Amadou Oury Diallo, maire de la commune urbaine de Pita

Au cours d’une sortie médiatique à travers l’émission Hallen Fop Tour diffusée dans l’après-midi de ce jeudi, 07 février 2019 sur les antennes de la radio Espace Foutah, le maire de la commune urbaine de Pita, Amadou Oury Diallo a fait une révélation peu convaincante sur les montants que le secteur des transports terrestres verse mensuellement à sa collectivité, rapporte un correspondant de Guineematin.com en Moyenne Guinée.

Selon le maire de la commune urbaine de Pita, Amadou Oury Diallo, le syndicat des chauffeurs et mécanique générale qui gère les gares routières de sa ville versait jusqu’à une date récente la somme de 600.000 GNF (six cent mille francs guinéens) par mois à la mairie. Qu’il aurait une autre négociation pour que cette recette interne soit rehaussée pour l’exercice 2019 à 900.000 GNF (neuf cent mille francs guinéens).

Répondant à une autre question d’un des animateurs de l’émission, le maire de Pita a poursuivi ses révélations en indiquant que le secteur des taxi-motos verse actuellement 400.000 GNF (quatre cent mille francs guinéens) par mois à la mairie. Pour dissiper la grande surprise du journaliste, le chef de l’exécutif communal s’est empressé de préciser que la ville de Pita compte environ 200 taxi-motos recensés par ses services.

« Même ce chiffre est à prendre avec des pincettes, parce que il y a des conducteurs qui abandonnent l’activité régulièrement et d’autres intègres. Je ne sais pas à ce jour si le nombre de 200 a augmenté entre-temps ou diminué » indique-t-il sans gêne.

Ces révélations du maire de la commune urbaine de Pita, Amadou Oury Diallo ont surpris plus d’un citoyens de la localité et de nombreux observateurs connaissant cette ville située à environ 38 km du côté Sud de Labé.

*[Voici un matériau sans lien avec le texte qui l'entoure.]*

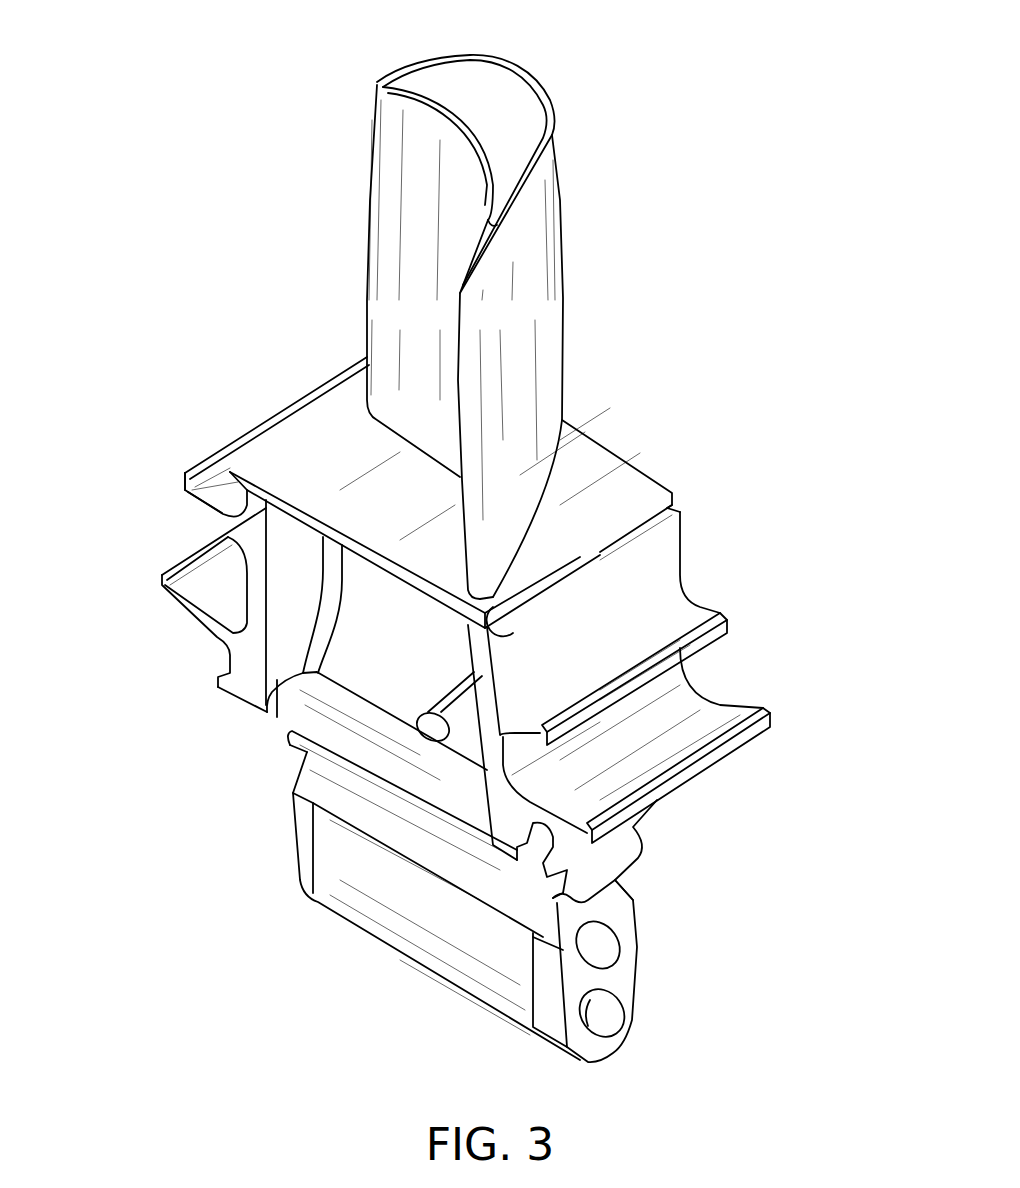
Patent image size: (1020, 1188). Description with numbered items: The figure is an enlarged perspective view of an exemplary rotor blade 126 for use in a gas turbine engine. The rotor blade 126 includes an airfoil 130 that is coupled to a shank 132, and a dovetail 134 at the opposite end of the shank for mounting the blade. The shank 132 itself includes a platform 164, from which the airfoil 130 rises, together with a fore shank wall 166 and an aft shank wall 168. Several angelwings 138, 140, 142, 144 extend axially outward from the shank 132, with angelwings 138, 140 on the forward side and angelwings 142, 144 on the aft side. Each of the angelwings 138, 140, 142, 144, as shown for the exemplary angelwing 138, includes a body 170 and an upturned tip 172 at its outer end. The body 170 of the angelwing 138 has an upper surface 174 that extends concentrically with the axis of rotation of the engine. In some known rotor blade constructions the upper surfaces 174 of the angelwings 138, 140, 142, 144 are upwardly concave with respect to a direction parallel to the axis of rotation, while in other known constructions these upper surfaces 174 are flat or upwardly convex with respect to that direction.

The rotor blade 126 is at (368, 183).
The airfoil 130 is at (543, 230).
The shank 132 is at (377, 673).
The dovetail 134 is at (380, 813).
The angelwing 138 is at (204, 460).
The angelwing 140 is at (160, 580).
The angelwing 142 is at (732, 622).
The angelwing 144 is at (773, 715).
The platform 164 is at (588, 455).
The fore shank wall 166 is at (257, 573).
The aft shank wall 168 is at (566, 622).
The body 170 is at (200, 500).
The upturned tip 172 is at (182, 482).
The upper surface 174 is at (223, 490).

Une surprise qui vaut son pesant d’or quand on sait que la ville de Pita a plusieurs lignes internes, nationales et internationales de transport terrestre. Chacune des 11 collectivités rurales de Pita a sa ligne à la gare routière de la commune urbaine de Pita. A cela, il faut ajouter les lignes à destination des autres grandes villes de la République de Guinée. Sans oublier celles de la Côte d’Ivoire, de la République sœur du Mali, de la Gambie, du Sénégal et particulièrement du marché hebdomadaire international de Diawbhé, dans la région de Kolda.

Si avec toutes ces potentialités, les autorités communales de Pita se font avoir par le syndicat des chauffeurs et mécanique générale en acceptant la modique somme de 900.000 GNF (neuf cent mille francs guinéens) par mois, il faut mettre cet état de fait au compte de l’électoralisme qui caractérise généralement nos acteurs politiques qui prennent en otage nos collectivités locales.

En réalité, ils ne font aucun effort palpable pour améliorer les recettes internes en vue de garantir un développement local durable.